[...]I haven't solved it from jumbled yet, I had great suspicions about the difficulty of changing the orbits of the Chiral Pieces, and it sounds like they were warranted.
It wasn't terrible difficult but I was mid-way through the reduction when I started the chiral pieces and I wanted to maintain my work. The orbits ended up being quite a brain teaser and took a ton of time. You should give it a try
I solved the jumbling when it was unstickered, and that was tough because, unstickered you immediately lose your bearings. The jumbling was very difficult and my method for the last few pieces was nowhere near as neat or pure as yours.
This was my first 2-layer "master" jumbling puzzle I've tried to solve so it was somewhat new but I have an unfair advantage in that I've solved the Unbandaged Helicopter Cube so many times that I can spot all of the HC jumbling cases really fast. For the unjumbling I mostly paired up the jumbling in the slice with the jumbling of the outer part and then unjumbled them together. This was a neat challenge. I didn't pair exclusively though, sometime I handled just the outer or inner jumbling all by itself when I couldn't find a way to pair it up.
For some really strange reason, I find unjumbling an unstickered puzzle easier than a stickered one.
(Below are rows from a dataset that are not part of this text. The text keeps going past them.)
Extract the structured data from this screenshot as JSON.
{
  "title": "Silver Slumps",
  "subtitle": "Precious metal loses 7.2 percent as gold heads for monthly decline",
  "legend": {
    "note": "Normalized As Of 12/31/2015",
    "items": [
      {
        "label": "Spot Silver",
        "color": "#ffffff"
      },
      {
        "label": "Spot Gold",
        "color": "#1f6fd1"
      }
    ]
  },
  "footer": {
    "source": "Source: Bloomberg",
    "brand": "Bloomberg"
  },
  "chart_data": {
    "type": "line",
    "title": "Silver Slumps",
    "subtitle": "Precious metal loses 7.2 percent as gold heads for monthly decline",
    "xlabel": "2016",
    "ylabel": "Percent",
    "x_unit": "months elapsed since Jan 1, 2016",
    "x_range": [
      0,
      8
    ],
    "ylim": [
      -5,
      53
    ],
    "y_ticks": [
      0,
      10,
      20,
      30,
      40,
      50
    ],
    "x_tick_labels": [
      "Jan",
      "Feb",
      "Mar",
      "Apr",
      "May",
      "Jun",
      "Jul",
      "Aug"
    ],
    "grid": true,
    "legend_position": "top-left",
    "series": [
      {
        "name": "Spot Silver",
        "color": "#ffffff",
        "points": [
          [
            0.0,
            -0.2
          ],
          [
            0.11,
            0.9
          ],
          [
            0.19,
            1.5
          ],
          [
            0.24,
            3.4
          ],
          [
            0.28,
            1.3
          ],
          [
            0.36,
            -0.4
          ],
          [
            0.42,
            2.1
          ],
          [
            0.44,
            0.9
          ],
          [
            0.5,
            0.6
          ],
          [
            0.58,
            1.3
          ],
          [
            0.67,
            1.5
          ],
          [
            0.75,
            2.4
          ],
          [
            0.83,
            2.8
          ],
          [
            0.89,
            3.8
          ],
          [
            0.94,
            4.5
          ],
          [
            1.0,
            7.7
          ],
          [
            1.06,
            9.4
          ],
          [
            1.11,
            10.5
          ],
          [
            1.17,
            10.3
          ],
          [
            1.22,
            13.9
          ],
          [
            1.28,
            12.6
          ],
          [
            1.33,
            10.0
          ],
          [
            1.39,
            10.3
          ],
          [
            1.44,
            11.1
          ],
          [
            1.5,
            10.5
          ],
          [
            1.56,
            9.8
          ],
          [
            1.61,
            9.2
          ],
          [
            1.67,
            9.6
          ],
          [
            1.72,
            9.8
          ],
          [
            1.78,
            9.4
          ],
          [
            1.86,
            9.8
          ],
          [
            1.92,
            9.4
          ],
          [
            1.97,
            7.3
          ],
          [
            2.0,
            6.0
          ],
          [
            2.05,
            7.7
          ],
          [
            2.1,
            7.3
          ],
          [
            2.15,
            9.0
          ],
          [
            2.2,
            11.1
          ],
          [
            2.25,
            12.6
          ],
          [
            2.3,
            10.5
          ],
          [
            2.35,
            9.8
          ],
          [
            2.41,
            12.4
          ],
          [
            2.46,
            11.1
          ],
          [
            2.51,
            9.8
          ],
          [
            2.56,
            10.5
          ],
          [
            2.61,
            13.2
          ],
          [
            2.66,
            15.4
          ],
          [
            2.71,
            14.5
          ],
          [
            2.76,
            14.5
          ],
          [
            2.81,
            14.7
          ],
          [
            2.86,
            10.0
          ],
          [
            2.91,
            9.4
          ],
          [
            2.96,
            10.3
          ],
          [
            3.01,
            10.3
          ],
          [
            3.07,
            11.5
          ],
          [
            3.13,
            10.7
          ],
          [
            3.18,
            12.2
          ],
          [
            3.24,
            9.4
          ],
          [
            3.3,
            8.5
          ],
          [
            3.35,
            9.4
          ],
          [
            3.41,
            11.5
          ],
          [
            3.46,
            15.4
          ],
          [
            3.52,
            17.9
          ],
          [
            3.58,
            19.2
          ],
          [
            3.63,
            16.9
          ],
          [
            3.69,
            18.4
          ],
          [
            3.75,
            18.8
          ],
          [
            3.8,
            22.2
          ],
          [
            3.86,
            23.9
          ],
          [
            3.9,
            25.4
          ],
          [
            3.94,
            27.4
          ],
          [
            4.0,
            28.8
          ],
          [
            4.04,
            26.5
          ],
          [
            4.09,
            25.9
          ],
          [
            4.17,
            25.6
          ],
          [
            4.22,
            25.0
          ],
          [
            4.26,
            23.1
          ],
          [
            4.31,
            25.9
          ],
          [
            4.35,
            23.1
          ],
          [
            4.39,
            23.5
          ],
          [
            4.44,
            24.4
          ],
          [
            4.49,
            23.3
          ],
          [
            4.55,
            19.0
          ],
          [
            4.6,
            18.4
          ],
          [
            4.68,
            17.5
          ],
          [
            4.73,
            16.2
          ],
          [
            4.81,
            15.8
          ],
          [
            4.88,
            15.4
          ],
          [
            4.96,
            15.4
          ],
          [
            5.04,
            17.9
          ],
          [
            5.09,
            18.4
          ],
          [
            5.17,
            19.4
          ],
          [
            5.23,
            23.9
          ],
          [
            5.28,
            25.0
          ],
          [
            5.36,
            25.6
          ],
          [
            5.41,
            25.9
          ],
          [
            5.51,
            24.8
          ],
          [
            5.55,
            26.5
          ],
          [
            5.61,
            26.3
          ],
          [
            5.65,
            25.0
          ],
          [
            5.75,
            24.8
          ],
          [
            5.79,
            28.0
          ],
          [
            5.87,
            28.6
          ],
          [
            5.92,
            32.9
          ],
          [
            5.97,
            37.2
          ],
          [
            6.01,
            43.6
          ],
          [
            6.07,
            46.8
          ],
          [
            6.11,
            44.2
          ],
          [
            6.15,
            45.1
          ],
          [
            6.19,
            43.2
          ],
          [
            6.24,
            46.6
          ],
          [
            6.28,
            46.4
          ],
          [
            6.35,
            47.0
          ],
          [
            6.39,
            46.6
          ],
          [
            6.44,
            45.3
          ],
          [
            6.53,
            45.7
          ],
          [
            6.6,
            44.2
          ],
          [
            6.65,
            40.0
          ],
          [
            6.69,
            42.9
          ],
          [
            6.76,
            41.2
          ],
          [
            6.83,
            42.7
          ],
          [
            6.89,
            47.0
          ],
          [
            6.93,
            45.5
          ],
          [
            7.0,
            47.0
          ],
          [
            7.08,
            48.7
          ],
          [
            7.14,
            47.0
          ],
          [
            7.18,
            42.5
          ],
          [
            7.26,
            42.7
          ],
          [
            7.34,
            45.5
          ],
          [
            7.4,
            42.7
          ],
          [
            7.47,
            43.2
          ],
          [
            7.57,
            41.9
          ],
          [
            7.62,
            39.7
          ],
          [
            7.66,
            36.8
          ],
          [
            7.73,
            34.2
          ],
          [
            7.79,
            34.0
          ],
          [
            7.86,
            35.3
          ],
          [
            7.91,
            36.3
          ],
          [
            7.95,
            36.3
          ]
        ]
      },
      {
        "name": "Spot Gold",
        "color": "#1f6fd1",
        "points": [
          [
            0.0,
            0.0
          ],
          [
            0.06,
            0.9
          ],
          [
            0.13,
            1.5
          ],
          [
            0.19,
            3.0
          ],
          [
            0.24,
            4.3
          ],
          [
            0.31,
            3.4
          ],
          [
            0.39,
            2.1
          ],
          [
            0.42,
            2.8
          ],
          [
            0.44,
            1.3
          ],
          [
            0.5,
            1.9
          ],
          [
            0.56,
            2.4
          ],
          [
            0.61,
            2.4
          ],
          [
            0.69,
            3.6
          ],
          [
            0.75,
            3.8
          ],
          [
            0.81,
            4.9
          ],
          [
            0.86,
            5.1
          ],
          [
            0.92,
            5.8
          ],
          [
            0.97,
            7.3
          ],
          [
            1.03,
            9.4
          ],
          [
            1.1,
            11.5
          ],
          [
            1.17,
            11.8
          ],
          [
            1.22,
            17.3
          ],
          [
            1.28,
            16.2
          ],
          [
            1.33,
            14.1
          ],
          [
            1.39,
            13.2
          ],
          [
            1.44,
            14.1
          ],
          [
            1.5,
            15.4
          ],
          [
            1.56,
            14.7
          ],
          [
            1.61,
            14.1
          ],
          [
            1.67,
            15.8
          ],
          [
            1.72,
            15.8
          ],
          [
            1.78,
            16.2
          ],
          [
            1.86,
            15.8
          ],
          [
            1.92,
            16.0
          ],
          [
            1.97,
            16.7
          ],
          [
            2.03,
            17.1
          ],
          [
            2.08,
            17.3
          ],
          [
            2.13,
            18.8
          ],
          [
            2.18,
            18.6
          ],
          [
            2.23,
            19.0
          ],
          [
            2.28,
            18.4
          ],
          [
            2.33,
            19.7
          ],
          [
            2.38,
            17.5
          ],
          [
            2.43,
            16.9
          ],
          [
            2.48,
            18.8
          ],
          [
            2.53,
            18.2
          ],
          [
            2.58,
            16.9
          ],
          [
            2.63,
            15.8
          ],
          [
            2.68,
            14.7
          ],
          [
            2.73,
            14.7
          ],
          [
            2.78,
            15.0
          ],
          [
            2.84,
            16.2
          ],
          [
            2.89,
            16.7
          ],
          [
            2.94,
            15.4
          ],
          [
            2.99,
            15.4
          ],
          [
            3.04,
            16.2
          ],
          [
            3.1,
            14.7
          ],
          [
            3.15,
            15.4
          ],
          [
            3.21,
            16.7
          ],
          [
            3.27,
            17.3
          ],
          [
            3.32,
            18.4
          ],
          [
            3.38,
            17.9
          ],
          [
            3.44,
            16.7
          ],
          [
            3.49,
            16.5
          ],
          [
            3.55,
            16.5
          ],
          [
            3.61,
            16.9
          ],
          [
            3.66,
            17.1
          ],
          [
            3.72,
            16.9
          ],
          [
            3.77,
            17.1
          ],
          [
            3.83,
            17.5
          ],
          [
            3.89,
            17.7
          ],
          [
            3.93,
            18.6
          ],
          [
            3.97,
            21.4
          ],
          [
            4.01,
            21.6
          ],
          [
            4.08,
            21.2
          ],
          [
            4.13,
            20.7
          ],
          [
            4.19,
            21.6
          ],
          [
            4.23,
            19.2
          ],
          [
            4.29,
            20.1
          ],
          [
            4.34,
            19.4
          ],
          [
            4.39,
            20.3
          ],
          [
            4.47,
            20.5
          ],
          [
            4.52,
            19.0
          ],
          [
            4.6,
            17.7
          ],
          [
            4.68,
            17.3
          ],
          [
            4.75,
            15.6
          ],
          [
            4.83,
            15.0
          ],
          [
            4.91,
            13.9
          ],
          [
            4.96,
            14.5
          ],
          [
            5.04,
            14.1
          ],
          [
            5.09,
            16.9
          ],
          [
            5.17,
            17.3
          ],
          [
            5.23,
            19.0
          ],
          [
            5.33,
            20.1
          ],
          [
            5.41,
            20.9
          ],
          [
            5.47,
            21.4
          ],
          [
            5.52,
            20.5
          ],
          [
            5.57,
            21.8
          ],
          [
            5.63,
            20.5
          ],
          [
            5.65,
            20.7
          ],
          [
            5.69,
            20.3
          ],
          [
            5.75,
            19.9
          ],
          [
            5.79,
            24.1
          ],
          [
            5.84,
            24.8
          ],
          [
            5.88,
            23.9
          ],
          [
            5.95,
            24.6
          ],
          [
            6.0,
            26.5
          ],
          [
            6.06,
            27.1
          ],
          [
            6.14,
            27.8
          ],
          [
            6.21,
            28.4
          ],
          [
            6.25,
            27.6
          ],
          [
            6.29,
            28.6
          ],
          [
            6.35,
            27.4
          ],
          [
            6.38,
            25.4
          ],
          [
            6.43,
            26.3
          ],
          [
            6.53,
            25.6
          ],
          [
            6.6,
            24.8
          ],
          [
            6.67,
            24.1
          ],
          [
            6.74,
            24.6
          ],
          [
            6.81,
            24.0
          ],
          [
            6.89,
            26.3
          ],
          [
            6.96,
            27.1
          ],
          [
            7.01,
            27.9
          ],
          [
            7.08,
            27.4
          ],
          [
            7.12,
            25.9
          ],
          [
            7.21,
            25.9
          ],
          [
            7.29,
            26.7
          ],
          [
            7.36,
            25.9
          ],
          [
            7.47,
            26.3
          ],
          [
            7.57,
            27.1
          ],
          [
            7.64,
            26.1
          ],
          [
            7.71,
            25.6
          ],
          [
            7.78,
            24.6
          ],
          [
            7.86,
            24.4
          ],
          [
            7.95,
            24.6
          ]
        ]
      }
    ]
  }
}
With jumbling the colors are very distracting because they mean nothing. Without stickers I'm able to concentrate on the geometry.
From memory, for the unjumbled solve I used combinations of commutative slice turns etc, using helicopter moves to reduce the corners and centres to a Curvy Copter. My reducing order went: Chiral pieces, Centre tips, slice Corners, slice Edges. But it was mostly commutator based, and so is my standard Helicopter method. On this puzzle I explored sequences before I scrambled it.
I first paired up the big outer helicopter cube triangles to the small inner ones using standard HC stuff ([3,1] commutator mostly).
I then paired up the chiral pieces to those triangles using [3,1] commutators. I focused on one orbit and then the next. This involved moving around the chiral pieces between their orbits to match up with the paired small and big HC triangles.
I then paired up the bar pieces to the corners [3,1].
I then paired up the corner tippies to the corners [3,1] pure.
I then fixed the orbits of the groups of pieces and then solved the reduced puzzle.